El 3 de enero de 2026 se consumó un hecho sin precedentes en América Latina y el orden internacional: una operación militar de los Estados Unidos contra Venezuela que incluyó ataques aéreos, bombardeos en Caracas y otras zonas del país, y el secuestro político del presidente Nicolás Maduro y su esposa, Cilia Flores, trasladándolos posteriormente a Nueva York para enfrentar cargos criminales. Esta acción ha sido calificada por expertos y por la misma Secretaría General de las Naciones Unidas como una violación grave de los principios del derecho internacional y de la Carta de las Naciones Unidas.

La Carta de las Naciones Unidas, piedra angular del derecho internacional desde 1945, establece de manera clara que todos los Estados deben “abstenerse en sus relaciones internacionales de la amenaza o uso de la fuerza contra la integridad territorial o la independencia política de cualquier Estado”, y solo permite el uso de la fuerza en dos excepciones estrictas: cuando está autorizado por el Consejo de Seguridad o cuando ocurre un ataque armado que habilita la legítima defensa conforme al Artículo 51 de la Carta.

En el caso de Venezuela, no existió autorización del Consejo de Seguridad, ni una agresión armada que pudiera justificar legítima defensa; por el contrario, la intervención unilateral de Washington rompió con esos marcos jurídicos, y según analistas de derecho internacional, constituye una forma de agresión ilícita y un atentado contra la democracia y la soberanía venezolana.

Una ruptura del orden mundial basado en la ley

Organismos internacionales y juristas han advertido que esta operación de Estados Unidos no solo es supralegal, sino que establece un peligroso precedente: legitimar las formas de violencia por encima de la diplomacia y el respeto a los tratados internacionales. El Secretario General de la ONU, António Guterres, expresó su alarma por el impacto que esta acción podría tener en la estabilidad regional y sobre el sistema multilateral cuya finalidad principal es justamente evitar la fuerza unilateral como medio de resolución de conflictos.

Diversos estados, entre ellos Rusia, China y Colombia, han denunciado que las acciones de Washington constituyen una violación de la soberanía, la independencia política y la integridad territorial de Venezuela, garantizadas por la Carta de las Naciones Unidas.  Las acusaciones se extienden a señalar que tras este ataque se abre la puerta a un orden mundial basado en la fuerza y no en la ley, donde los intereses—sean económicos o geopolíticos—se sitúan por encima de las normas fundamentales que han regido las relaciones entre estados desde el fin de la Segunda Guerra Mundial.

 

Artistas convocan a manifestarse por la paz tras violación del derecho internacional por parte de Estados Unidos

El llamado de los artistas por la paz

Frente a esta grave crisis del derecho internacional y de los valores democráticos, artistas de múltiples países han levantado su voz en defensa de la paz, la justicia y el respeto a la soberanía de los pueblos.

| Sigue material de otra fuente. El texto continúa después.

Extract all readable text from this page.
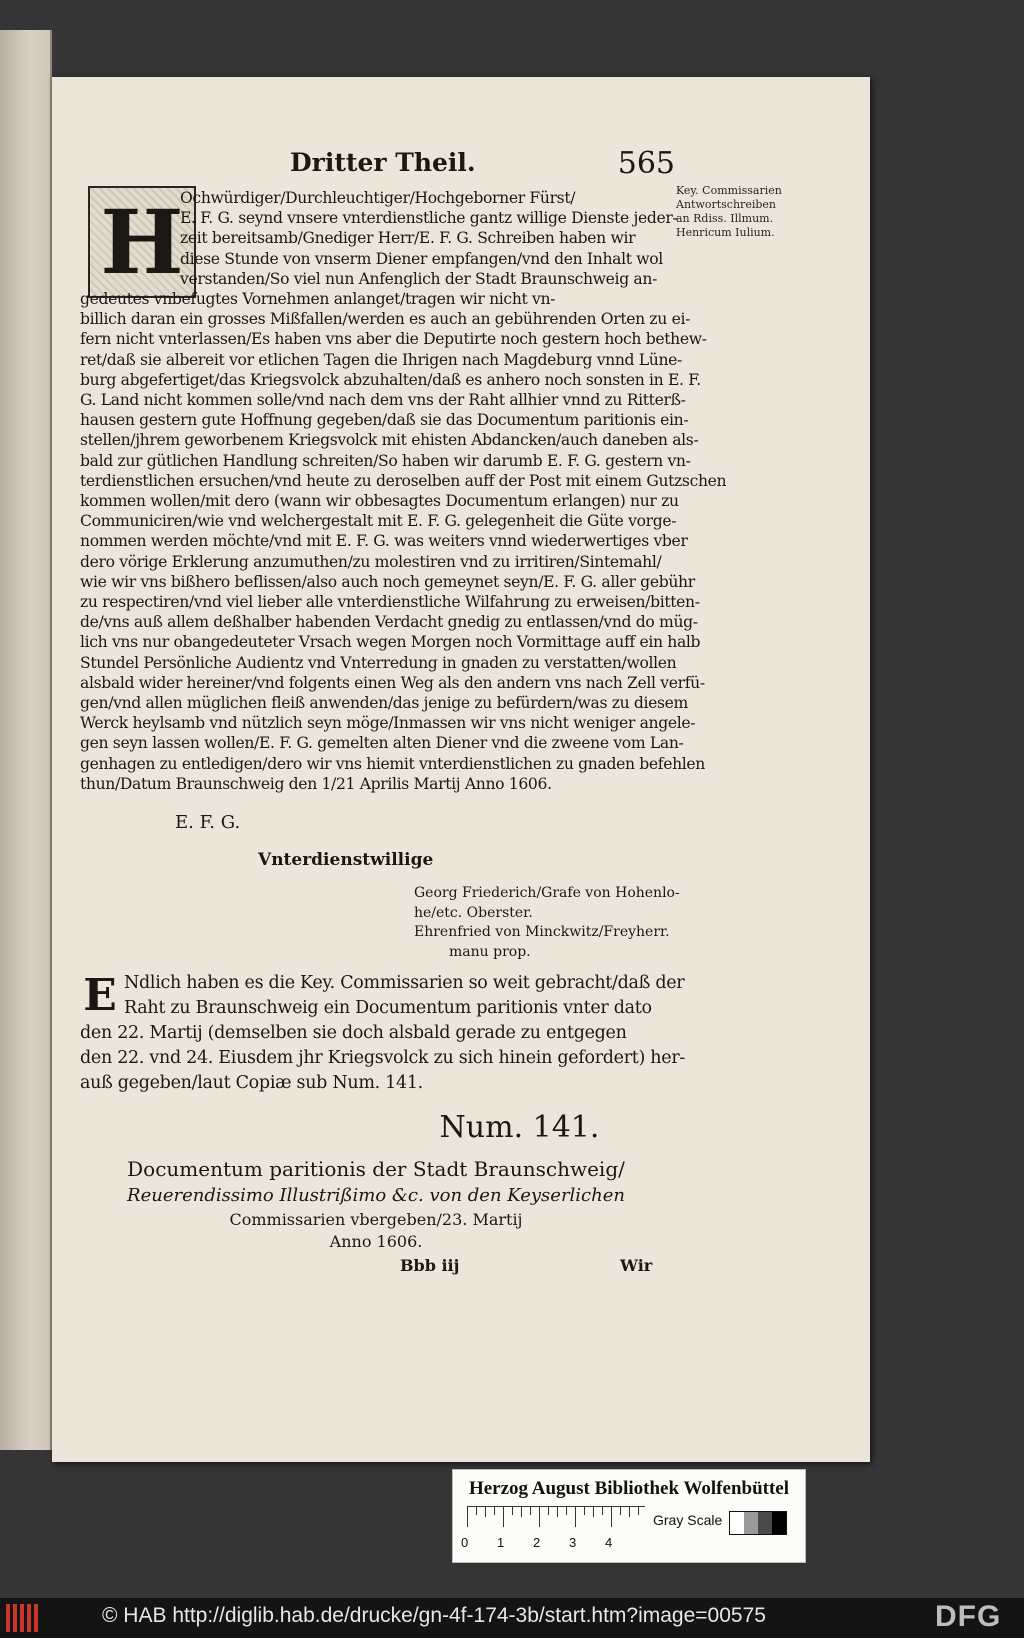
Dritter Theil.	565
Key. Commissarien
Antwortschreiben
an Rdiss. Illmum.
Henricum Iulium.
H
Ochwürdiger/Durchleuchtiger/Hochgeborner Fürst/
E. F. G. seynd vnsere vnterdienstliche gantz willige Dienste jeder-
zeit bereitsamb/Gnediger Herr/E. F. G. Schreiben haben wir
diese Stunde von vnserm Diener empfangen/vnd den Inhalt wol
verstanden/So viel nun Anfenglich der Stadt Braunschweig an-
gedeutes vnbefugtes Vornehmen anlanget/tragen wir nicht vn-
billich daran ein grosses Mißfallen/werden es auch an gebührenden Orten zu ei-
fern nicht vnterlassen/Es haben vns aber die Deputirte noch gestern hoch bethew-
ret/daß sie albereit vor etlichen Tagen die Ihrigen nach Magdeburg vnnd Lüne-
burg abgefertiget/das Kriegsvolck abzuhalten/daß es anhero noch sonsten in E. F.
G. Land nicht kommen solle/vnd nach dem vns der Raht allhier vnnd zu Ritterß-
hausen gestern gute Hoffnung gegeben/daß sie das Documentum paritionis ein-
stellen/jhrem geworbenem Kriegsvolck mit ehisten Abdancken/auch daneben als-
bald zur gütlichen Handlung schreiten/So haben wir darumb E. F. G. gestern vn-
terdienstlichen ersuchen/vnd heute zu deroselben auff der Post mit einem Gutzschen
kommen wollen/mit dero (wann wir obbesagtes Documentum erlangen) nur zu
Communiciren/wie vnd welchergestalt mit E. F. G. gelegenheit die Güte vorge-
nommen werden möchte/vnd mit E. F. G. was weiters vnnd wiederwertiges vber
dero vörige Erklerung anzumuthen/zu molestiren vnd zu irritiren/Sintemahl/
wie wir vns bißhero beflissen/also auch noch gemeynet seyn/E. F. G. aller gebühr
zu respectiren/vnd viel lieber alle vnterdienstliche Wilfahrung zu erweisen/bitten-
de/vns auß allem deßhalber habenden Verdacht gnedig zu entlassen/vnd do müg-
lich vns nur obangedeuteter Vrsach wegen Morgen noch Vormittage auff ein halb
Stundel Persönliche Audientz vnd Vnterredung in gnaden zu verstatten/wollen
alsbald wider hereiner/vnd folgents einen Weg als den andern vns nach Zell verfü-
gen/vnd allen müglichen fleiß anwenden/das jenige zu befürdern/was zu diesem
Werck heylsamb vnd nützlich seyn möge/Inmassen wir vns nicht weniger angele-
gen seyn lassen wollen/E. F. G. gemelten alten Diener vnd die zweene vom Lan-
genhagen zu entledigen/dero wir vns hiemit vnterdienstlichen zu gnaden befehlen
thun/Datum Braunschweig den 1/21 Aprilis Martij Anno 1606.
E. F. G.
Vnterdienstwillige
Georg Friederich/Grafe von Hohenlo-
he/etc. Oberster.
Ehrenfried von Minckwitz/Freyherr.
manu prop.
E Ndlich haben es die Key. Commissarien so weit gebracht/daß der
Raht zu Braunschweig ein Documentum paritionis vnter dato
den 22. Martij (demselben sie doch alsbald gerade zu entgegen
den 22. vnd 24. Eiusdem jhr Kriegsvolck zu sich hinein gefordert) her-
auß gegeben/laut Copiæ sub Num. 141.
Num. 141.
Documentum paritionis der Stadt Braunschweig/
Reuerendissimo Illustrißimo &c. von den Keyserlichen
Commissarien vbergeben/23. Martij
Anno 1606.
Bbb iij	Wir
Herzog August Bibliothek Wolfenbüttel
0 1 2 3 4
Gray Scale
© HAB http://diglib.hab.de/drucke/gn-4f-174-3b/start.htm?image=00575	DFG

Entre ellos, la artista colombiana Patricia Ariza afirmó con emoción:

“Yo quisiera una flotilla de artistas para defender El Caribe”, convocando no solo a su comunidad creativa, sino a toda la sociedad civil global a alzar la voz.

Este llamado simboliza la unión de la cultura como herramienta de resistencia no violenta, denunciando la normalización de la violencia sobre la diplomacia y reclamando el respeto irrestricto a los principios del derecho internacional.

¿Qué tipo de artistas pueden participar?

La convocatoria es amplia y plural:

  • Músicos y bandas que realicen giras y conciertos por la paz.
  • Poetas y escritores que promuevan la reflexión sobre democracia y dignidad humana.
  • Pintores y muralistas plasmando murales en espacios públicos que celebren la justicia.
  • Actores y teatreros haciendo performances que recuerden el valor del diálogo y la cooperación.
  • Cineastas y documentalistas que produzcan obras que expliquen este momento histórico y sus consecuencias.

Una invitación al mundo

En un contexto donde las acciones unilaterales ponen en riesgo los valores más fundamentales de la convivencia internacional, los artistas invitan a organizar manifestaciones pacíficas en todo el mundo: plazas, calles, teatros, salas de concierto y espacios virtuales. La cultura tiene un rol indispensable para recordar a los pueblos y a los gobiernos que la paz, la justicia y el respeto al derecho internacional no son negociables, sino la base de una convivencia global legítima y digna.